Боюсь тебя обмануть, но черезъ недѣлю вѣрно буду ужъ съ тобой вмѣстѣ переноситься изъ дѣтской на верхъ.2 Вчера и ныньче былъ въ ваннѣ, и ванны, натиранья и повязка Нечаева производятъ на руку пріятное впечатлѣніе, будто она здорова. Въ ваннѣ, сидя въ водѣ, я поднимаю и верчу ею, почти какъ здоровой рукой... Каждое утро я заставляю Алексѣя подымать ее, и она безъ боли поднимается совсѣмъ кверху. Стало быть, если мускулы получатъ силу, чтò всѣ мнѣ обѣщаютъ, то нѣтъ причины, чтобы я не владѣлъ ею; только съ тою разницею, что при движеніяхъ по верху правое плечо будетъ подыматься выше лѣваго. Сейчасъ говорилъ это Танѣ, и тебѣ долженъ сказать, хоть и совѣстно. Я ужасно нравственно опустился эти послѣдніе три дня; ничего не дѣлаю, даже не съѣздилъ въ библіотеки,3 куда мнѣ нужно, ни къ Каткову переговорить о романѣ, а съ утра до вечера шляюсь по комнатамъ, и уныло слушаю невеселыя, 50-ія шуточки Александра Мих[айловича]. Все это, можетъ быть, хорошо, но мнѣ здѣсь одному, т.-е. безъ тебя, не вынести еще столько же. Съ завтрашняго дня намѣренъ твердо ходить въ струнѣ, хоть не писать, a передѣлать здѣсь всѣ нужныя дѣла. Въ понедѣльникъ, вторникъ и среду взять по ваннѣ, призвать Нечаева, спросить его, что онъ можетъ теперь сдѣлать и наставленіе на будущее. Въ четвергъ и пятницу остаться и въ субботу ѣхать, чтобъ въ воскресенье обнять тебя, милую, хоть лѣвой рукой, но обнять и цѣловать, цѣловать. Нѣтъ, неловко мнѣ писать черезъ Таню, я все пишу отъ души, но все какъ-то не то. У меня еще горе — я начинаю охладѣвать къ моему [писанью], и, можешь себѣ представить, ты, глупая, съ своими неумственными интересами,4 мнѣ сказала истинную правду. — Все историческое не клеится и идетъ вяло. Я утѣшаюсь, что отъ этаго нейдетъ впередъ. Я расклеился. Оправдываю себя тѣмъ, что это отъ положенія руки, к[отор]ое опять стало неопредѣленно. И досадно.

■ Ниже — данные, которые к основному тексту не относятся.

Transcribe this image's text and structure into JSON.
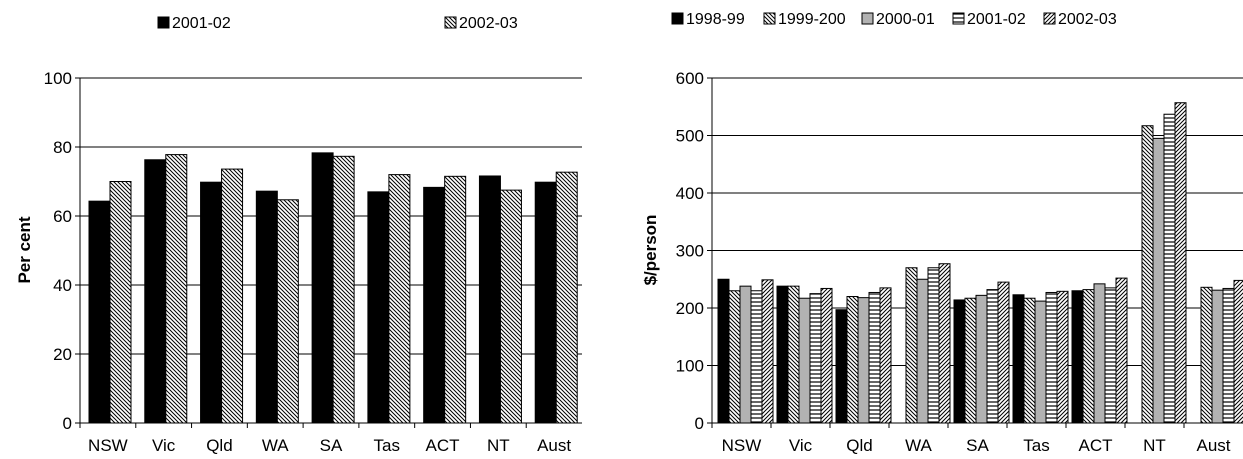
{
  "chart_data": [
    {
      "type": "bar",
      "title": "",
      "xlabel": "",
      "ylabel": "Per cent",
      "ylim": [
        0,
        100
      ],
      "yticks": [
        0,
        20,
        40,
        60,
        80,
        100
      ],
      "grid": true,
      "legend_position": "top",
      "categories": [
        "NSW",
        "Vic",
        "Qld",
        "WA",
        "SA",
        "Tas",
        "ACT",
        "NT",
        "Aust"
      ],
      "series": [
        {
          "name": "2001-02",
          "pattern": "solid",
          "values": [
            64.3,
            76.3,
            69.8,
            67.2,
            78.3,
            67.0,
            68.3,
            71.6,
            69.8
          ]
        },
        {
          "name": "2002-03",
          "pattern": "diag-down",
          "values": [
            70.0,
            77.8,
            73.6,
            64.7,
            77.3,
            72.0,
            71.5,
            67.5,
            72.7
          ]
        }
      ]
    },
    {
      "type": "bar",
      "title": "",
      "xlabel": "",
      "ylabel": "$/person",
      "ylim": [
        0,
        600
      ],
      "yticks": [
        0,
        100,
        200,
        300,
        400,
        500,
        600
      ],
      "grid": true,
      "legend_position": "top",
      "categories": [
        "NSW",
        "Vic",
        "Qld",
        "WA",
        "SA",
        "Tas",
        "ACT",
        "NT",
        "Aust"
      ],
      "series": [
        {
          "name": "1998-99",
          "pattern": "solid",
          "values": [
            250,
            238,
            197,
            0,
            214,
            223,
            230,
            0,
            0
          ]
        },
        {
          "name": "1999-200",
          "pattern": "diag-down",
          "values": [
            230,
            238,
            220,
            270,
            217,
            217,
            232,
            517,
            236
          ]
        },
        {
          "name": "2000-01",
          "pattern": "grey",
          "values": [
            238,
            217,
            218,
            250,
            222,
            212,
            242,
            495,
            231
          ]
        },
        {
          "name": "2001-02",
          "pattern": "hlines",
          "values": [
            230,
            225,
            227,
            270,
            232,
            227,
            235,
            537,
            234
          ]
        },
        {
          "name": "2002-03",
          "pattern": "diag-up",
          "values": [
            249,
            234,
            235,
            277,
            245,
            229,
            252,
            557,
            248
          ]
        }
      ]
    }
  ]
}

Мнѣ такъ было хорошо послѣ попытки вправленія, когда я ходилъ съ забинтованной рукой, ожидая отъ нея сюрприза; но сюрпризъ не пришелъ, и я все еще не привыкъ къ терпѣнію, съ которымъ надо ожидать медленнаго улучшенія. Ежели я тебѣ мало пишу о дѣтяхъ, Сережѣ и Танѣ,5 то ты изъ этаго не заключай, чтобъ ихъ положеніе мнѣ было мало интересно; напротивъ, все, до малѣйшихъ подробностей хотѣлось знать о нихъ, а въ нынѣшнемъ письмѣ ты пишешь, что у Сережи поносъ опять, а не описываешь подробно, въ какой степени. Нынче, поутру, около часу диктовалъ Танѣ, но не хорошо спокойно и безъ волненія, а безъ волненія наше писательское дѣло не идетъ. Потомъ поѣхали на коньки, и съ дѣдушкой, сидя на лавочкѣ, любовался на успѣхи Тани и Пети. Послѣ обѣда — доказательство упадка духа часа два игралъ въ ералашъ и выигралъ 8 р. у несчастнаго Ал[ександра] Мих[айловича]. Потомъ баня, неловкій Вас[илій] Влад[иміровичъ], прот[ивный] дѣдушка, дѣятельная Лиза и плаксивая Таня, и спящій Петя, и никуда негодный твой мужъ, когда онъ безъ тебя и безъ дѣтей, я теперь это чувствую. Благодарю и цѣлую Машеньку за ея письмо; я ей напишу завтра, и Зефиротамъ тоже. Надѣюсь быть въ струнѣ.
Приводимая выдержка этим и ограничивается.